Het is glad op het eiland en voorzichtigheid is de moeder van de porceleinkast.
Het fietspad langs de Markervaart richting Krommenie is geschoven maar verse sneeuw maakt het allemaal mooi wit. De snelheid hou ik op 30 km/u met een maximum van 37 km/u van het talud van de Beatrixbrug bij Oost-Knollendam. Op sommige schuin liggende stukken fietspad voelt het angstig aan. De schuivers blijven beperkt en het rijden onder de kap gaat uitstekend.
Enkele keren rij ik zonder het te merken over harde stukken ijs die door sneeuwschuivers van de grote weg op het fietspad zijn geschoven.
De sneeuw is fijn en waait door de lage temperatuur direct van het vizier af. De sneeuw komt niet of nauwelijks in mijn gezicht. Het vizier beslaat niet. Wel bespeur ik wat kou in mijn gezicht, niet zo gek met een gevoelstemperatuur van - 15 gr. C.. Ik merk nu dat de bovenrand van de voorzijde van de kap de wind naar mijn gezicht afbuigt. Dat moet door het verwijderen van een stuk van de rand verholpen worden. Vooralsnog laat ik de rand zitten tot het nieuwe vizier zich definitief heeft bewezen.

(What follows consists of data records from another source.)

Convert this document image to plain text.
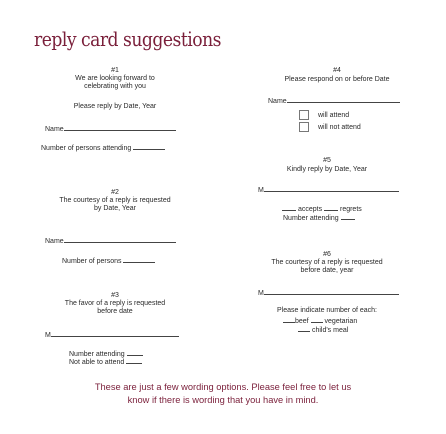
reply card suggestions
#1
We are looking forward to
celebrating with you
Please reply by Date, Year
Name
Number of persons attending
#2
The courtesy of a reply is requested
by Date, Year
Name
Number of persons
#3
The favor of a reply is requested
before date
M
Number attending
Not able to attend
#4
Please respond on or before Date
Name
will attend
will not attend
#5
Kindly reply by Date, Year
M
accepts	regrets
Number attending
#6
The courtesy of a reply is requested
before date, year
M
Please indicate number of each:
beef vegetarian
child's meal
These are just a few wording options. Please feel free to let us
know if there is wording that you have in mind.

In Krommenie is het rijden moeilijk door sneeuw en ijs dat niet wordt verwijderd. Ik ben blij dat ik tenminste op drie wielen rij, normale fietsers, er rijdt maar een doodenkele stapvoets door het dorp, blijven nauwelijks overeind.
Als ik mijn boodschap heb gedaan en als bonus verse appelbollen koop, klim ik weer de warmte van de Quest in en rij naar ons eiland. Ik maak nog een foto vanuit het vizier van de bevroren en besneeuwde Markervaart met onze stolp op de achtergrond. Daarna rij ik naar huis.
Thuis blijken de wielkasten helemaal vol te zitten met sneeuw en ijs. Dat levert enorme plassen op de garagevloer op die door de schrobzuigmachine gretig worden opgeslobberd.